Young spent an extra 45 minutes visiting with her in the greenroom since she arrived early. They chatted the time away and at the end she gave Young a hug. “I smelled like her perfume all day,” he said.
The internship was fast-paced and demanding. Producers are blunt and expectations are high. But that’s how Young prefers it. “They can come across as intimidating but I don’t think I would have learned as much if it wasn’t like that.”
Whatever they handed him, Young was ready. He credits NDSU for preparing him by providing hands-on opportunities in the classroom and out. “All the classes at NDSU – intro to media writing, principles of broadcasting and TV studio production – taught me in such a hands-on way.
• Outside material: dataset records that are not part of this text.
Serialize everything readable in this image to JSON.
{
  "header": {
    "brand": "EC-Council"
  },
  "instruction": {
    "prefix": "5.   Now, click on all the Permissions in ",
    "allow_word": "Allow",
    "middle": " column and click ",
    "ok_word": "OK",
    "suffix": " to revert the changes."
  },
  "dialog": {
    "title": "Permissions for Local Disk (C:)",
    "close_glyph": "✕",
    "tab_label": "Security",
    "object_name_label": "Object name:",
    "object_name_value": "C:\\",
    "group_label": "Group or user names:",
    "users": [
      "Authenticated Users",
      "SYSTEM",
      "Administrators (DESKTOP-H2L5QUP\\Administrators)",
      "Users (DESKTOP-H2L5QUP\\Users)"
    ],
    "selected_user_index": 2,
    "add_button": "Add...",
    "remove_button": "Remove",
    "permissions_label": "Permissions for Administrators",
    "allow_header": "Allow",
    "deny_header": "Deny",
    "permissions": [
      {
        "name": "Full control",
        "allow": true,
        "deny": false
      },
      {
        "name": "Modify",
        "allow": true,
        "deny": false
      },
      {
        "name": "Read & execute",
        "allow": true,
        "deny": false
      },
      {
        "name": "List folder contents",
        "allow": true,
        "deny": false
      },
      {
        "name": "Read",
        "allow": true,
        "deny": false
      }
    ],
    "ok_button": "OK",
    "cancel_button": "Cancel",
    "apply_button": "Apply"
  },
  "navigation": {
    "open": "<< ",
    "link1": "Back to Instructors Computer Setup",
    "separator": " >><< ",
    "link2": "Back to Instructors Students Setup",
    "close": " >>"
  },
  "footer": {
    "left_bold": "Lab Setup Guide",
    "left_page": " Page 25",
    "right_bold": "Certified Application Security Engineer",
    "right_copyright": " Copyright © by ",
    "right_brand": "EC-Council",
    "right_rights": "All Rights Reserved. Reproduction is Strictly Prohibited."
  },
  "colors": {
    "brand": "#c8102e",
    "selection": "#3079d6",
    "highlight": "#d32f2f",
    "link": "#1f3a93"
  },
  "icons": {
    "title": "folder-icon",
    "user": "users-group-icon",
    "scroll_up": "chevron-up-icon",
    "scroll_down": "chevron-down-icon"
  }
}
It really enabled me to effectively do my job for ABC right away, I was able to jump in even more then expected,” he said.
His involvement with the campus TV station, Bison Information Network, also provided practical skills. He helped launch the station in 2009 and now serves as its general manager.
Rich Lodewyk, broadcast program director in NDSU’s communication department who has worked with Young at the campus station, isn’t surprised by Young’s success. “What sets Andrew apart is his raw talent. When someone in the broadcasting business sees his work, they can tell he has a firm grasp on how to put video projects together in a professional manner.”
In April, ABC hired Young as a Midwest freelance producer. He produced all the 2011 Fargo Flood content for “World News” and “Good Morning America.”
Young encourages other students to chase their dream jobs. “People in the Midwest often think that because they graduated from a town of 800 that they are not able to get an internship, but they really are. My biggest advice is go for it. Look for your dream job and apply there.”
That’s what he plans to do. After he graduates in May 2012 he hopes to get a full-time job at ABC.
Maybe someday an intern will write the script for him.